When hanging photos, prints and other wall decor, however, it’s important to be aware of your accommodation rules. You’ll want to avoid marking the paintwork or pulling out plaster with adhesives, so enquire instead about where you’re allowed to hang frames. The experts at Soho Frames explain that “nothing adds character to a room quite like pictures on the walls, but hanging a frame incorrectly, or in the wrong place, can dramatically undermine their effect and even damage your property.”
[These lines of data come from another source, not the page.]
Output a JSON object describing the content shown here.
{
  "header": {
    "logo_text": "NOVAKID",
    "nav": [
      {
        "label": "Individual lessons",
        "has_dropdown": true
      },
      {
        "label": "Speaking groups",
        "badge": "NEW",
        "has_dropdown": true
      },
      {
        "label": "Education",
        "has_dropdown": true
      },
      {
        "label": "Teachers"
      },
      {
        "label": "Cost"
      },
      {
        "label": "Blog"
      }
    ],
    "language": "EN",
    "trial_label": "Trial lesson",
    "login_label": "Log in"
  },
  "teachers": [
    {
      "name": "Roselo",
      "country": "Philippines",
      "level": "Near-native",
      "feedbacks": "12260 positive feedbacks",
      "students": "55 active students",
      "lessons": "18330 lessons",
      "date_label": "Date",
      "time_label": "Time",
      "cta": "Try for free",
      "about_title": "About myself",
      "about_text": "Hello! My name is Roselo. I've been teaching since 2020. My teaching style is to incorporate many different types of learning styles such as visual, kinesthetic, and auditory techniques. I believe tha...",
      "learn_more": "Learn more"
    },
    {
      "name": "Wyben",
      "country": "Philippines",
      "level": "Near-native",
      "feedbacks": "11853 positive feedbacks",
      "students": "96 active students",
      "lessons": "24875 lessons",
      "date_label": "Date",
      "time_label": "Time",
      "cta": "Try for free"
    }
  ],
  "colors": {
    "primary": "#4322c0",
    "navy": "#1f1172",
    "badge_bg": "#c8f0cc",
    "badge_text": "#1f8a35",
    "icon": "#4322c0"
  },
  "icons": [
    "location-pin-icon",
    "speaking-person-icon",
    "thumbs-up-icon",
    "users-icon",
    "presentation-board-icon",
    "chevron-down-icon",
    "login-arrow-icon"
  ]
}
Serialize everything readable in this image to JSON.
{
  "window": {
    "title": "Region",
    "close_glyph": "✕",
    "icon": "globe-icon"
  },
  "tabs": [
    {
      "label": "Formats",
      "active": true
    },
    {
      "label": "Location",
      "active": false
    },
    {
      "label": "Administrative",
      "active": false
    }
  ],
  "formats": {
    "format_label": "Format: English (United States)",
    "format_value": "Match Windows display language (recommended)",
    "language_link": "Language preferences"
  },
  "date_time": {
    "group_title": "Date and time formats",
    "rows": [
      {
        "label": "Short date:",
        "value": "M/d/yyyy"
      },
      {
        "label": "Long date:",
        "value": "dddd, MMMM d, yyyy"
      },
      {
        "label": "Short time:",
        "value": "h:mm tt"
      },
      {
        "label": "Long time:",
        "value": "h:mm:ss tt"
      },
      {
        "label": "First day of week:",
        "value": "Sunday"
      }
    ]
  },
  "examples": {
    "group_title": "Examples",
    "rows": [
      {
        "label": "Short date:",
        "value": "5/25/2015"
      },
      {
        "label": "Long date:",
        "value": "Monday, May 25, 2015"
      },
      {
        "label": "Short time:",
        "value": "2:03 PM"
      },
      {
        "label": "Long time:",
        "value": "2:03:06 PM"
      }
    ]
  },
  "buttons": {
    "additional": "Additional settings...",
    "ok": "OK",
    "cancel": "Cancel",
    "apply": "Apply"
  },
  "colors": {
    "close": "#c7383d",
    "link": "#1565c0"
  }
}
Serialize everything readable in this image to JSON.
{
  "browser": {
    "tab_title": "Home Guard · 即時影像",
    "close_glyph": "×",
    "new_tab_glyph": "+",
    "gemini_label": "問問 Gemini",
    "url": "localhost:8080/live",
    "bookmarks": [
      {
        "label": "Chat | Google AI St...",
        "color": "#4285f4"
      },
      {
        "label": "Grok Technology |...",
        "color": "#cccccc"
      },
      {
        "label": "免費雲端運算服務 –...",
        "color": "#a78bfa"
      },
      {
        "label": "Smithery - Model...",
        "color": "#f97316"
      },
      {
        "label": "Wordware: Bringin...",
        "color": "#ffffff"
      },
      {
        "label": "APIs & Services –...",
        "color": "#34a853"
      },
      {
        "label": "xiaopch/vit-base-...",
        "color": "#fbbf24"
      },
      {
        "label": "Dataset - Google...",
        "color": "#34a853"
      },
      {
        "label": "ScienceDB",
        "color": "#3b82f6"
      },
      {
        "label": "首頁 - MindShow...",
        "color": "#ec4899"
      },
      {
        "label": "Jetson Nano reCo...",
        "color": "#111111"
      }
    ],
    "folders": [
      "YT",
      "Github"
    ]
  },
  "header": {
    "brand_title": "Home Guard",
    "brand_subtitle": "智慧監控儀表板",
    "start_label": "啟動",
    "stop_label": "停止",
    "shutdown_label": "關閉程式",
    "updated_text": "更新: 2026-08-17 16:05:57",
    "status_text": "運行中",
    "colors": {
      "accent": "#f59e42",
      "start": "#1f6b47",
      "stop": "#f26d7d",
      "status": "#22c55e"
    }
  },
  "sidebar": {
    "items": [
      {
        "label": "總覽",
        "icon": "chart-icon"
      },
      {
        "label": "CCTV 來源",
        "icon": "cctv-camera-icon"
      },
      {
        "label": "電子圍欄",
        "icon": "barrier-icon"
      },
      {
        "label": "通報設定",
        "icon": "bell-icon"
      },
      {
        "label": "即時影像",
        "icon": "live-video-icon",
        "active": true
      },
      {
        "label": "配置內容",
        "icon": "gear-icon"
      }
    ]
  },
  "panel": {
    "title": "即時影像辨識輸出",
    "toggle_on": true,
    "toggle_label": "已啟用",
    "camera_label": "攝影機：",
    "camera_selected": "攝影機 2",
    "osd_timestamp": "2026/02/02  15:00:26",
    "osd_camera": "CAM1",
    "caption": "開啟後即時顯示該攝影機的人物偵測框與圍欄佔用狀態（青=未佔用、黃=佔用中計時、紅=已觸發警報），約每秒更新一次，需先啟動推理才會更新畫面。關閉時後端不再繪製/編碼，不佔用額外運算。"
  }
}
As well as looking a bit rubbish, this could rack up significant charges when you move out, so it’s always best to be cautious. Take care to position frames properly at eye-level, and if you’re doing it yourself, consider it a handy icebreaker with your new flatmates to collaborate and try to align it as straight as possible. Wall hangings save on space, too — leaving your surfaces free to stack books or study resources, and definitely not empty beer cans.
Incorporating soft furnishings like beanbags, rugs and cushions will make your new pad the comfiest around. If you have a blanket or even a cuddly toy (we won’t tell) that reminds you of home, this can take pride of place. Tactile features like these add warmth to even the most sterile of interiors, transforming your space into a refuge that you won’t want to leave — which will probably come in handy around deadline crunch-time.
You’ll also want to consider aesthetics. Depending on the style you’re going for, choosing a complementary colour scheme can help to tie your layers of soft furnishings together. For instance, interior design tastemakers at Ideal Home recommend grounding earth tones to make rooms feel cosy and cohesive — think taupes, beiges and warm pastels. This can make a welcome change from the lifeless interiors of many university halls.
House plants are a great way to brighten up any room, adding a splash of colour and a dose of the great outdoors to your space. And that’s not to say you have to plant a whole garden in your bedroom — low-maintenance options like windowsill succulents or potted herbs might be just the green-fingered touch you need.
What’s more, there’s research to suggest that having plants around can improve productivity when working, so you may well be setting yourself up for study success. They also provide a number of health and wellbeing benefits to those struggling with the growing pains of moving out: multiple studies have linked house plants with decreased stress levels and improved mood. So, if you’re new to a big and unfamiliar city, you can’t go wrong by decking out your room with some indoor greenery to keep the urban buzz at bay.
The stark overhead lighting of your uni room might keep you alert during those late-night study sessions, but isn’t the most relaxing setup to come home to after a long day on campus. Alternatives like fairy lights and candles can help you to personalise your space and provide softer, more ambient conditions for when you want to put down the textbook and chill.
Some room contracts will prohibit candle use, but there are other options that are considerably safer than a naked flame at a housewarming party. Himalayan salt lamps are one trendy alternative, as they are thought to be natural ionisers capable of boosting mood and lowering reported ratings of depression — although the literature on this is a little inconclusive. In any case, they emit a warming glow that provides the perfect backdrop for downtime in your new room.
Ultimately, these are just a few of the ways that you can use decor to get settled into your university accommodation. Be sure to fill your space with home comforts and you’ll soon banish any first-term nerves — before you know it, you’ll be in your grad robes wishing you could do it all over again.